5. 'Code ref ENTRY made unresolved' 'Data ref ENTRY made unresolved' What happened: You have set LOADPARM(LET). A static reference to ENTRY could not be satisfied after a full search so the reference has been changed to type unresolved to allow the run to proceed. If you attempt to call it you will get error 8. If this warning comes as an unpleasant surprise then check you have the object file containing ENTRY inserted in one of the directories in the search list. Also check for spelling inconsistencies.
6. 'n data ref(s) to ENTRY in FILE LONGER than current entry' 'n data ref(s) to ENTRY in FILE shorter than current entry' What happened: You have a data entry ENTRY already loaded. There are n references to this entry in the file you are currently trying to load (FILE). These references expect ENTRY to be longer or shorter - depending on which message you got - than it actually is.
What to do: This depends on the loading conditions at the time. Data references longer than the entry is by far the more serious condition (which is why 'LONGER' is output in capitals), since you may try to read from, or write to, an area of store outwith the defined scope of the data entry. It is very dangerous to proceed with a computation under these circumstances unless you are quite confident that there will be no problems. You will only get the 'LONGER' warning if you have LOADPARM(LET) set, otherwise such a condition will cause termination of the load with error 6. The 'shorter' condition is usually less serious. At least you won't be trampling over other areas of store, but nevertheless it is always worth looking into the reason for the mismatch. While not as immediately dangerous as the 'LONGER' condition it might still mean that the run will provide erroneous results. When in doubt, try to ensure that the lengths of all data references have the same length as the entry.

Warnings generated in loader monitoring

KEY 1. 'Warning - CODE relocated - crosses segment boundary' What happened: You are running an object file which is a member of a pd file. Its CODE area straddles a segment(256K) boundary. The loader is creating a file called T#CODE and copying the CODE and SST areas of the object file into it so that the file can be run. This is highly inefficient and you should reorganise your pd file.
2. 'Warning - CODE flagged as unshareable and relocated' What happened: The object file has told the loader that the CODE area is unshareable so the loader is taking the action described in 1. There is nothing you can do about this.
3. 'Warning - CODE not connected at preferred site' 'Warning - GLA not connected at preferred site' What happened: You are loading a bound object file but the shared(CODE) or unshared(GLA) areas respectively could not be connected at their preferred site. The site is either occupied by another file or you are trying to run a bound file which is a member of a pd file. The loader has to recalculate all the run time addresses for the named areas and plant them in the appropriate locations so there is a loss in efficiency. If you are going to run the file again, try DISCONNECT(.ALL) before you do to maximise the number of available sites.
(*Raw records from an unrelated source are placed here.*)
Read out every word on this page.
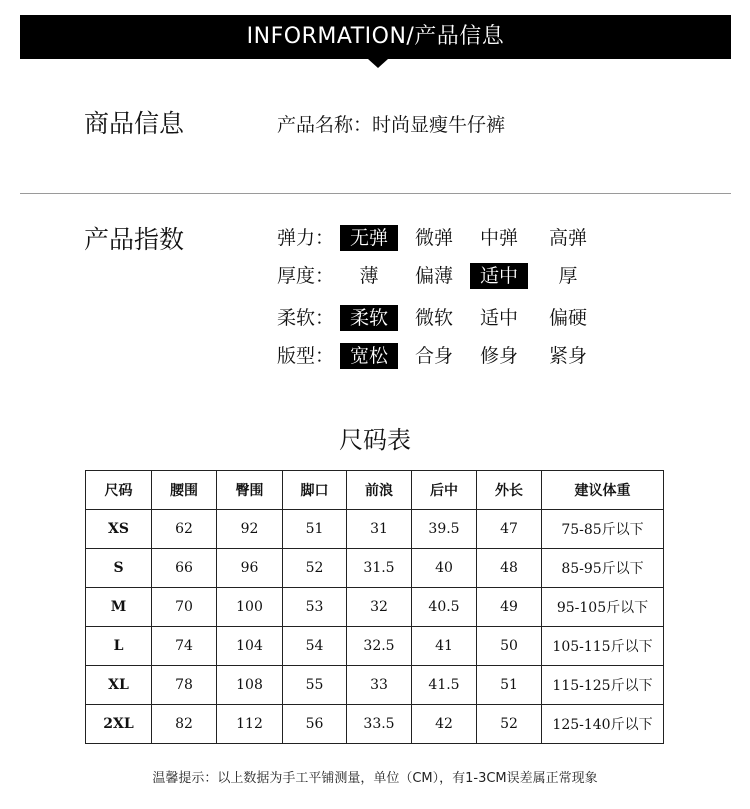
INFORMATION/产品信息
商品信息	产品名称：时尚显瘦牛仔裤
产品指数	弹力： 无弹	微弹	中弹	高弹
厚度：	薄	偏薄	适中	厚
柔软： 柔软	微软	适中	偏硬
版型： 宽松	合身	修身	紧身
尺码表
尺码	腰围	臀围	脚口	前浪	后中	外长	建议体重
XS	62	92	51	31	39.5	47	75-85斤以下
S	66	96	52	31.5	40	48	85-95斤以下
M	70	100	53	32	40.5	49	95-105斤以下
L	74	104	54	32.5	41	50	105-115斤以下
XL	78	108	55	33	41.5	51	115-125斤以下
2XL	82	112	56	33.5	42	52	125-140斤以下
温馨提示：以上数据为手工平铺测量，单位（CM），有1-3CM误差属正常现象
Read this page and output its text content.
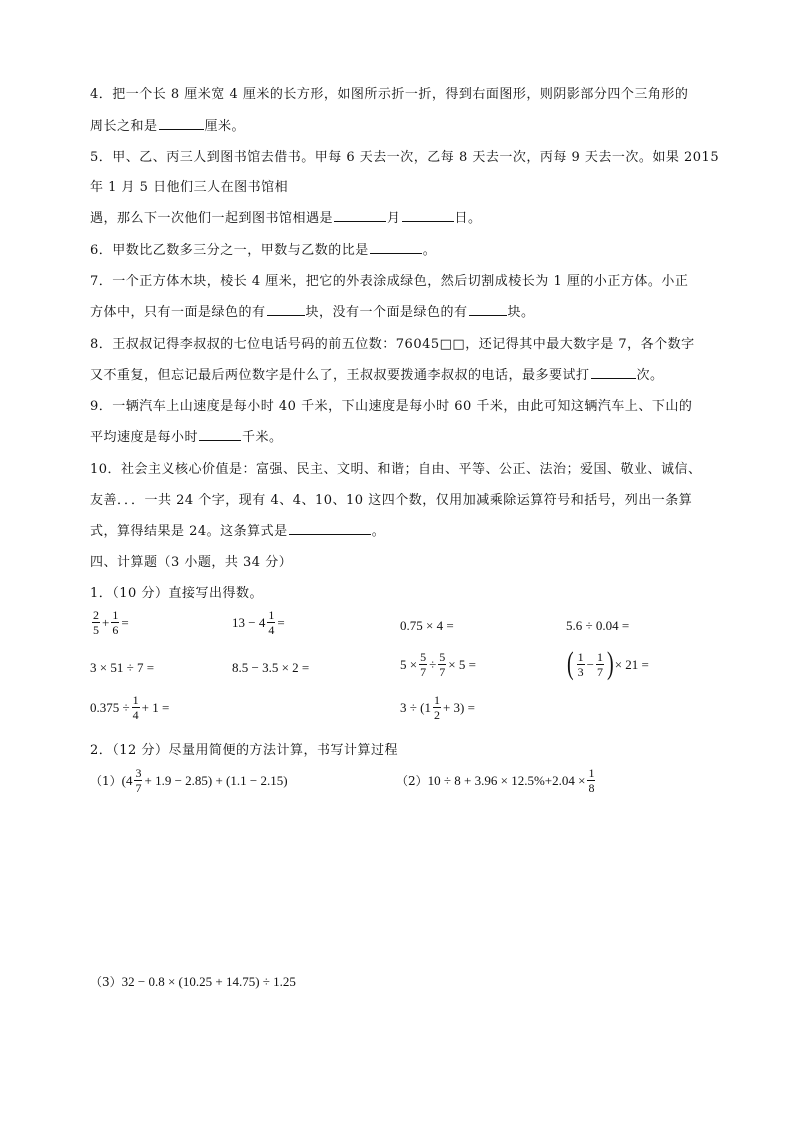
4．把一个长 8 厘米宽 4 厘米的长方形，如图所示折一折，得到右面图形，则阴影部分四个三角形的
周长之和是	厘米。
5．甲、乙、丙三人到图书馆去借书。甲每 6 天去一次，乙每 8 天去一次，丙每 9 天去一次。如果 2015
年 1 月 5 日他们三人在图书馆相
遇，那么下一次他们一起到图书馆相遇是	月	日。
6．甲数比乙数多三分之一，甲数与乙数的比是	。
7．一个正方体木块，棱长 4 厘米，把它的外表涂成绿色，然后切割成棱长为 1 厘的小正方体。小正
方体中，只有一面是绿色的有	块，没有一个面是绿色的有	块。
8．王叔叔记得李叔叔的七位电话号码的前五位数：76045□□，还记得其中最大数字是 7，各个数字
又不重复，但忘记最后两位数字是什么了，王叔叔要拨通李叔叔的电话，最多要试打	次。
9．一辆汽车上山速度是每小时 40 千米，下山速度是每小时 60 千米，由此可知这辆汽车上、下山的
平均速度是每小时	千米。
10．社会主义核心价值是：富强、民主、文明、和谐；自由、平等、公正、法治；爱国、敬业、诚信、
友善．．．一共 24 个字，现有 4、4、10、10 这四个数，仅用加减乘除运算符号和括号，列出一条算
式，算得结果是 24。这条算式是	。
四、计算题（3 小题，共 34 分）
1．（10 分）直接写出得数。
$\frac{2}{5} + \frac{1}{6}$ =	$13 - 4 \frac{1}{4}$ =	0.75 × 4 =	5.6 ÷ 0.04 =
3 × 51 ÷ 7 =	8.5 − 3.5 × 2 =	$5 \times \frac{5}{7} \div \frac{5}{7} \times 5$ =	( $\frac{1}{3} - \frac{1}{7}$ ) × 21 =
$0.375 \div \frac{1}{4} + 1$ =	$3 \div (1 \frac{1}{2} + 3)$ =
2．（12 分）尽量用简便的方法计算，书写计算过程
（1） $(4 \frac{3}{7} + 1.9 - 2.85) + (1.1 - 2.15)$	（2） $10 \div 8 + 3.96 \times 12.5\%+2.04 \times \frac{1}{8}$
（3） 32 − 0.8 × (10.25 + 14.75) ÷ 1.25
4. 'Warning - ISTK not connected at preferred site' What happened: You are loading a bound object file but the initialised stack cannot occupy its preferred location. There is only one, fixed, location for the initialised stack since the user stack is connected at a fixed address. The warning was generated because you are either permanently loading a bound file or temporarily loading it and the preferred location is already in use. (See 'EMAS fundamentals' section for further explanation of allocation of initialised stack for permanently and temporarily loaded object files). Run time addresses which refer to initialised stack are recalculated with some loss in loading efficiency. It is not always possible to do anything about this, e.g. if you are loading >1 bound file, and even when it is it may not be worth doing.